Ireland is committed to actively promoting respect for human rights across our engagement on the UN Security Council and indeed, accountability is one of the three key themes of our membership.

We are actively promoting accountability and compliance with international law in our work on the Security Council and its subsidiary bodies, including the Informal Expert Group on Women, Peace and Security, which Ireland is co-chairing, and the Working Group on Children and Armed Conflict.

We are also promoting respect for international law in our work on the broad range of country situations on the Security Council agenda.

As an example, on 3 February and 4 March, Ireland initiated Council discussions on the deeply concerning humanitarian situation and the ongoing lack of humanitarian access in Tigray, Ethiopia.

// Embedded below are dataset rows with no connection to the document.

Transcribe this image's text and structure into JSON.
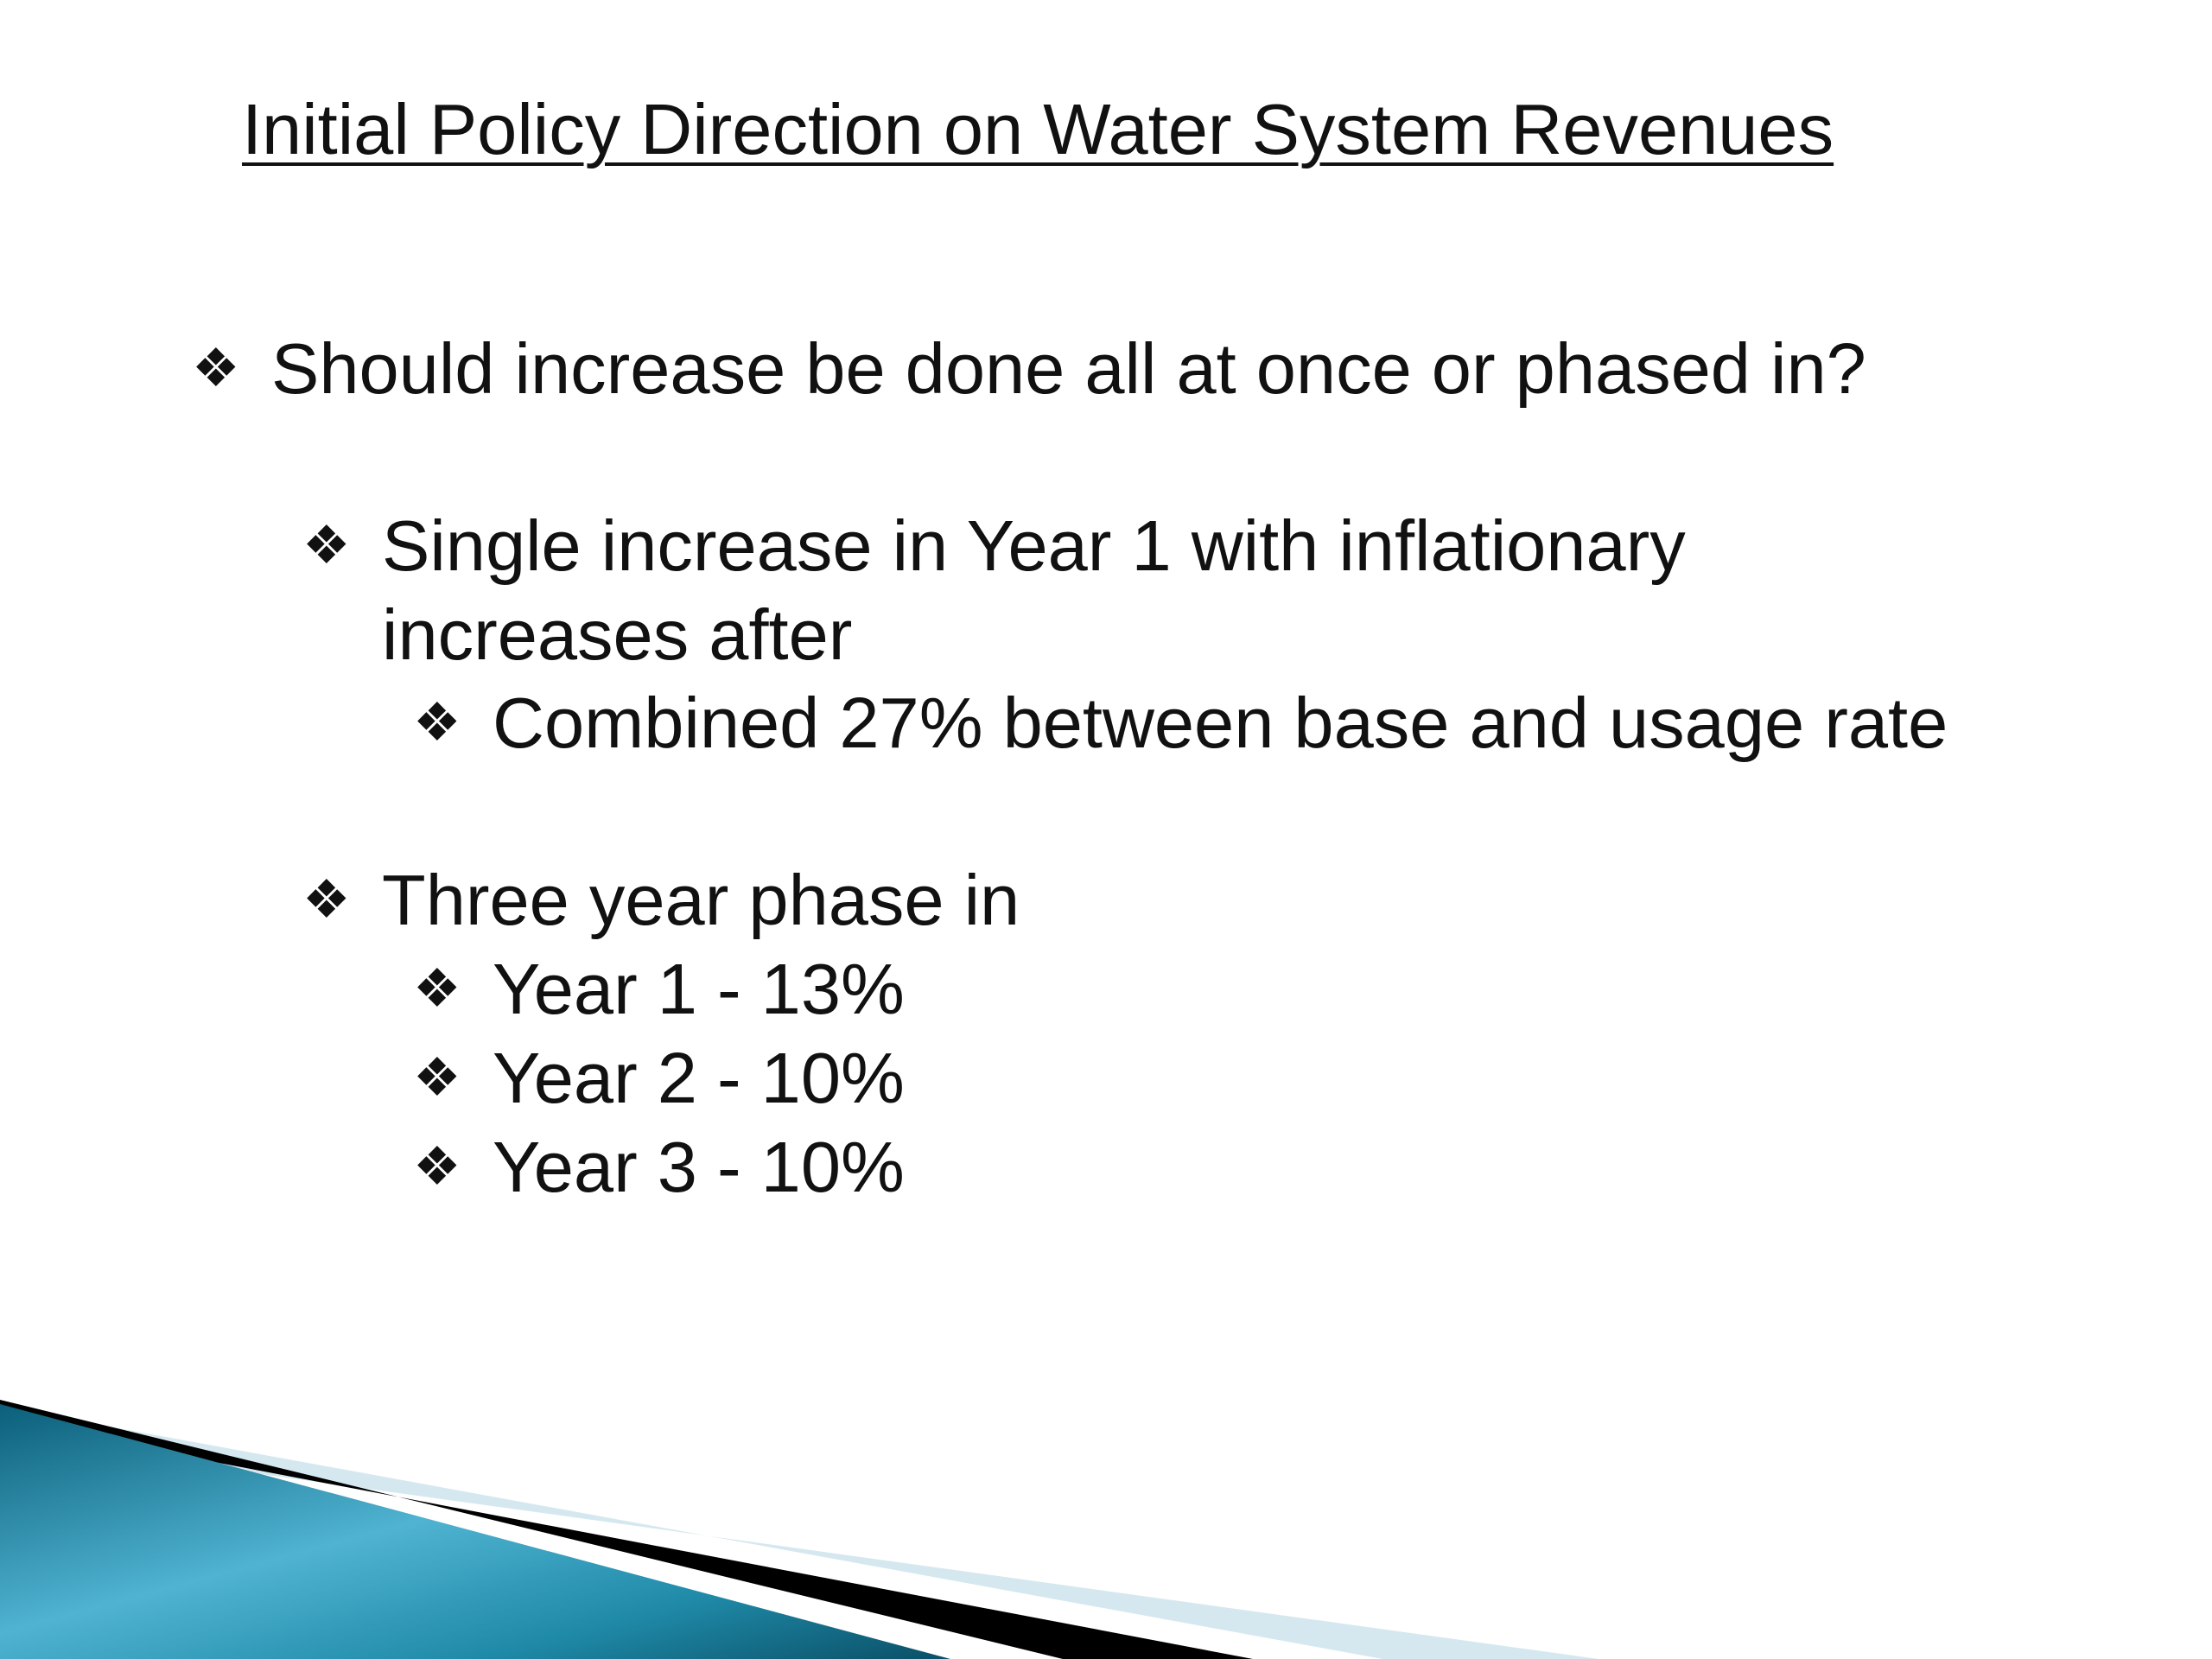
{
  "slide": {
    "title": "Initial Policy Direction on Water System Revenues",
    "bullet_glyph": "❖",
    "bullets": [
      {
        "text": "Should increase be done all at once or phased in?"
      },
      {
        "text_line1": "Single increase in Year 1 with inflationary",
        "text_line2": "increases after"
      },
      {
        "text": "Combined 27% between base and usage rate"
      },
      {
        "text": "Three year phase in"
      },
      {
        "text": "Year 1 - 13%"
      },
      {
        "text": "Year 2 - 10%"
      },
      {
        "text": "Year 3 - 10%"
      }
    ]
  },
  "theme": {
    "accent_dark": "#0d6f8c",
    "accent_light": "#5bbcd8",
    "stripe_pale": "#d6e8ef",
    "stripe_dark": "#000000"
  }
}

Myanmar has also been a particular focus of the Security Council since the coup in February. The Council agreed a Presidential Statement on 10 March, condemning the use of violence against peaceful protesters and expressing its continued support for the democratic transition in Myanmar.

Ireland also continues to engage actively at the UN Human Rights Council. At the recently concluded 46th session of the Council, Ireland delivered over 20 National Statements on a number of country-specific human rights situations including Myanmar, Syria, Iran, Yemen, South Sudan, DPRK, Eritrea, Israel and the Occupied Palestinian Territories. Ireland also supported a number of Joint Statements on Egypt, Ethiopia, Russia and Venezuela.

At EU level, Ireland is an active participant and contributor to the EU's Common Foreign and Security Policy which works globally to support the preservation of peace, the prevention of conflicts and the strengthening of international security.

Accountability is important not only as a means of pursuing justice for victims, but also as a crucial component to create stability and peace in post-conflict situations.

Ireland regards the International Criminal Court as the cornerstone of the international criminal justice system. Ireland, together with its EU partners is a consistent and strong supporter of the Court and we will continue to support and defend the Court throughout our term on the UN Security Council.